I think they are telling her that there is meaning in having things. In buying the luxury sedan and loading your dogs into it and going to the beach alone. It’s really all about the sedan- lifestyle that accompanies such a purchase. I want to take her headphones out and ask her what she loves, her favorite color, whether she prefers early mornings or late nights, have her tell me about the boys she admires in secret. I want to tell her to love the glittery pink shirt she is wearing because she is almost too old for it. I want to tell her that it will be hard to grow up because that’s what growing is: hard. And that it will hurt. It always hurts. I want to tell her that they are lying to her. They are enslaving her into a life that is filled with working for dinero that will enable her to buy, buy, buy.

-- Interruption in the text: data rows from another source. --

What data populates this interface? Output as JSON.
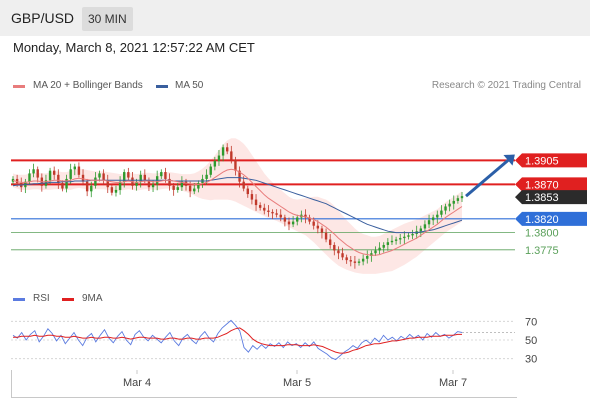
{
  "header": {
    "symbol": "GBP/USD",
    "timeframe": "30 MIN",
    "datetime": "Monday, March 8, 2021 12:57:22 AM CET",
    "credit": "Research © 2021 Trading Central"
  },
  "colors": {
    "candle_up": "#2e9a2e",
    "candle_down": "#c0392b",
    "ma20": "#e87c7c",
    "bollinger_fill": "#fde3e0",
    "ma50": "#3a5f9e",
    "resistance": "#e02020",
    "support": "#2f6fd8",
    "target": "#5aa05a",
    "rsi": "#5b7be0",
    "rsi_ma": "#e02020",
    "arrow": "#2b5fa8"
  },
  "chart_data": [
    {
      "type": "candlestick",
      "title": "",
      "legend": [
        "MA 20 + Bollinger Bands",
        "MA 50"
      ],
      "x_tick_labels": [
        "Mar 4",
        "Mar 5",
        "Mar 7"
      ],
      "ylim": [
        1.3734,
        1.4
      ],
      "current_price": "1.3853",
      "levels": [
        {
          "value": 1.3905,
          "label": "1.3905",
          "role": "resistance",
          "style": "red-box"
        },
        {
          "value": 1.387,
          "label": "1.3870",
          "role": "resistance",
          "style": "red-box"
        },
        {
          "value": 1.382,
          "label": "1.3820",
          "role": "support",
          "style": "blue-box"
        },
        {
          "value": 1.38,
          "label": "1.3800",
          "role": "target",
          "style": "green-text"
        },
        {
          "value": 1.3775,
          "label": "1.3775",
          "role": "target",
          "style": "green-text"
        }
      ],
      "close_series": [
        1.3878,
        1.3872,
        1.3866,
        1.3874,
        1.3886,
        1.3892,
        1.388,
        1.3868,
        1.3876,
        1.389,
        1.3884,
        1.3872,
        1.3864,
        1.3878,
        1.3892,
        1.3896,
        1.3884,
        1.3874,
        1.386,
        1.3868,
        1.388,
        1.3886,
        1.3876,
        1.3866,
        1.3858,
        1.3862,
        1.3874,
        1.3888,
        1.388,
        1.3868,
        1.3874,
        1.3884,
        1.3876,
        1.3866,
        1.387,
        1.3882,
        1.3888,
        1.3878,
        1.3868,
        1.3862,
        1.3866,
        1.3874,
        1.3868,
        1.386,
        1.3864,
        1.3872,
        1.3878,
        1.3884,
        1.3896,
        1.3904,
        1.3912,
        1.3924,
        1.3918,
        1.3906,
        1.389,
        1.3874,
        1.3864,
        1.3856,
        1.3848,
        1.384,
        1.3836,
        1.3832,
        1.383,
        1.3828,
        1.3826,
        1.3822,
        1.3816,
        1.3812,
        1.3816,
        1.3822,
        1.3826,
        1.3822,
        1.3816,
        1.381,
        1.3806,
        1.38,
        1.379,
        1.3782,
        1.3774,
        1.377,
        1.3764,
        1.376,
        1.3758,
        1.3756,
        1.3758,
        1.3762,
        1.3766,
        1.377,
        1.3774,
        1.3778,
        1.3782,
        1.3786,
        1.3788,
        1.379,
        1.3792,
        1.3794,
        1.3796,
        1.3798,
        1.3802,
        1.3806,
        1.3812,
        1.3818,
        1.3822,
        1.3826,
        1.3832,
        1.3838,
        1.3842,
        1.3846,
        1.385,
        1.3853
      ],
      "ma20_series": [
        1.3876,
        1.3874,
        1.3873,
        1.3873,
        1.3874,
        1.3875,
        1.3875,
        1.3874,
        1.3874,
        1.3875,
        1.3876,
        1.3876,
        1.3875,
        1.3875,
        1.3876,
        1.3878,
        1.3879,
        1.3878,
        1.3877,
        1.3876,
        1.3876,
        1.3876,
        1.3876,
        1.3875,
        1.3874,
        1.3873,
        1.3873,
        1.3874,
        1.3875,
        1.3874,
        1.3873,
        1.3874,
        1.3875,
        1.3875,
        1.3874,
        1.3874,
        1.3875,
        1.3876,
        1.3876,
        1.3875,
        1.3874,
        1.3873,
        1.3872,
        1.3871,
        1.387,
        1.387,
        1.3871,
        1.3873,
        1.3876,
        1.388,
        1.3884,
        1.3888,
        1.3891,
        1.3892,
        1.3891,
        1.3888,
        1.3884,
        1.3879,
        1.3873,
        1.3867,
        1.3861,
        1.3855,
        1.385,
        1.3846,
        1.3842,
        1.3838,
        1.3834,
        1.383,
        1.3827,
        1.3825,
        1.3824,
        1.3823,
        1.3821,
        1.3819,
        1.3816,
        1.3812,
        1.3808,
        1.3803,
        1.3798,
        1.3792,
        1.3787,
        1.3782,
        1.3778,
        1.3774,
        1.3771,
        1.3769,
        1.3768,
        1.3767,
        1.3767,
        1.3768,
        1.377,
        1.3772,
        1.3774,
        1.3777,
        1.378,
        1.3783,
        1.3786,
        1.3789,
        1.3792,
        1.3796,
        1.38,
        1.3804,
        1.3808,
        1.3812,
        1.3817,
        1.3822,
        1.3826,
        1.383,
        1.3834,
        1.3838
      ],
      "ma50_series": [
        1.3868,
        1.3869,
        1.3869,
        1.387,
        1.387,
        1.3871,
        1.3871,
        1.3872,
        1.3872,
        1.3873,
        1.3873,
        1.3873,
        1.3874,
        1.3874,
        1.3874,
        1.3875,
        1.3875,
        1.3875,
        1.3875,
        1.3876,
        1.3876,
        1.3876,
        1.3876,
        1.3876,
        1.3876,
        1.3876,
        1.3876,
        1.3876,
        1.3876,
        1.3876,
        1.3876,
        1.3876,
        1.3876,
        1.3876,
        1.3876,
        1.3876,
        1.3876,
        1.3876,
        1.3876,
        1.3875,
        1.3875,
        1.3875,
        1.3875,
        1.3875,
        1.3875,
        1.3875,
        1.3875,
        1.3875,
        1.3876,
        1.3877,
        1.3878,
        1.3879,
        1.388,
        1.388,
        1.388,
        1.388,
        1.3879,
        1.3878,
        1.3877,
        1.3876,
        1.3874,
        1.3872,
        1.387,
        1.3868,
        1.3866,
        1.3864,
        1.3862,
        1.386,
        1.3858,
        1.3856,
        1.3854,
        1.3852,
        1.385,
        1.3848,
        1.3846,
        1.3844,
        1.3842,
        1.3839,
        1.3836,
        1.3833,
        1.383,
        1.3827,
        1.3824,
        1.3821,
        1.3818,
        1.3815,
        1.3812,
        1.381,
        1.3808,
        1.3806,
        1.3804,
        1.3802,
        1.3801,
        1.38,
        1.38,
        1.38,
        1.38,
        1.38,
        1.38,
        1.3801,
        1.3802,
        1.3803,
        1.3804,
        1.3806,
        1.3808,
        1.381,
        1.3812,
        1.3814,
        1.3816,
        1.3818
      ],
      "bollinger_width": [
        0.001,
        0.001,
        0.0011,
        0.0011,
        0.0012,
        0.0012,
        0.0012,
        0.0012,
        0.0012,
        0.0013,
        0.0013,
        0.0013,
        0.0013,
        0.0013,
        0.0014,
        0.0014,
        0.0014,
        0.0014,
        0.0014,
        0.0014,
        0.0013,
        0.0013,
        0.0013,
        0.0013,
        0.0013,
        0.0013,
        0.0012,
        0.0012,
        0.0012,
        0.0012,
        0.0012,
        0.0012,
        0.0012,
        0.0012,
        0.0012,
        0.0012,
        0.0012,
        0.0012,
        0.0012,
        0.0012,
        0.0012,
        0.0012,
        0.0013,
        0.0014,
        0.0016,
        0.0019,
        0.0022,
        0.0025,
        0.0029,
        0.0032,
        0.0036,
        0.004,
        0.0043,
        0.0045,
        0.0046,
        0.0046,
        0.0045,
        0.0043,
        0.004,
        0.0037,
        0.0034,
        0.0031,
        0.0029,
        0.0027,
        0.0025,
        0.0024,
        0.0023,
        0.0022,
        0.0022,
        0.0023,
        0.0025,
        0.0027,
        0.003,
        0.0033,
        0.0036,
        0.0038,
        0.004,
        0.0041,
        0.0041,
        0.004,
        0.0038,
        0.0036,
        0.0034,
        0.0032,
        0.003,
        0.0029,
        0.0028,
        0.0027,
        0.0027,
        0.0027,
        0.0028,
        0.0029,
        0.003,
        0.003,
        0.003,
        0.003,
        0.0029,
        0.0028,
        0.0027,
        0.0026,
        0.0025,
        0.0024,
        0.0023,
        0.0022,
        0.0022,
        0.0022,
        0.0022,
        0.0022,
        0.0022,
        0.0022
      ]
    },
    {
      "type": "line",
      "title": "",
      "legend": [
        "RSI",
        "9MA"
      ],
      "ylim": [
        20,
        80
      ],
      "y_ticks": [
        70,
        50,
        30
      ],
      "current_value": 58,
      "rsi_series": [
        55,
        52,
        58,
        50,
        56,
        60,
        48,
        54,
        62,
        57,
        49,
        55,
        46,
        52,
        58,
        50,
        44,
        53,
        57,
        48,
        55,
        61,
        52,
        47,
        54,
        59,
        50,
        45,
        56,
        60,
        53,
        49,
        55,
        51,
        47,
        53,
        58,
        49,
        44,
        52,
        56,
        50,
        46,
        54,
        59,
        52,
        48,
        57,
        63,
        67,
        71,
        66,
        60,
        42,
        37,
        44,
        40,
        45,
        41,
        46,
        43,
        47,
        42,
        48,
        44,
        46,
        42,
        47,
        43,
        48,
        41,
        38,
        35,
        31,
        29,
        33,
        37,
        40,
        44,
        41,
        47,
        50,
        46,
        52,
        48,
        55,
        50,
        53,
        49,
        54,
        51,
        56,
        52,
        55,
        50,
        57,
        53,
        58,
        54,
        56,
        52,
        55,
        59,
        58
      ],
      "rsi_ma_series": [
        53,
        53,
        54,
        54,
        54,
        55,
        54,
        54,
        55,
        55,
        54,
        54,
        53,
        53,
        54,
        53,
        52,
        52,
        53,
        52,
        52,
        53,
        53,
        52,
        52,
        53,
        52,
        51,
        52,
        53,
        53,
        52,
        52,
        52,
        51,
        51,
        52,
        52,
        51,
        51,
        52,
        52,
        51,
        51,
        52,
        52,
        52,
        53,
        55,
        57,
        60,
        62,
        63,
        60,
        56,
        51,
        48,
        46,
        45,
        44,
        44,
        44,
        44,
        45,
        45,
        45,
        44,
        44,
        44,
        45,
        44,
        43,
        41,
        39,
        37,
        36,
        36,
        37,
        39,
        40,
        42,
        44,
        45,
        46,
        46,
        47,
        48,
        49,
        49,
        50,
        51,
        52,
        52,
        53,
        53,
        53,
        54,
        54,
        54,
        55,
        55,
        55,
        56,
        56
      ]
    }
  ]
}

This is not where life has meaning. Life has meaning in working to overcome difficulty. Life exists in opposition to death, and while we may not face it on a daily basis in our cush first-world of-luxury-sedan-advertisements on airplane-rides-in-the-middle-of-the-country, it is the actual basis of existence. And we a re being lied to if we can really divorce ourselves from the actuality of death's encroachment. Death is stagnation. I want to rail at myself for forgetting this; for forgetting the beauty that comes in growth and the power that is hidden in opposition. I need to remember that it isn’t all about the benjamins. It’s about the people; always the people. 

And here we are.

Meaning in life is found in opposition and in its absence. Meaning is found in work and overcoming. Meaning is found in change. Not luxury sedans, but howling babies whose ears hurt because of the altitude's sharpness. The baby who doesn't know that his pain will end.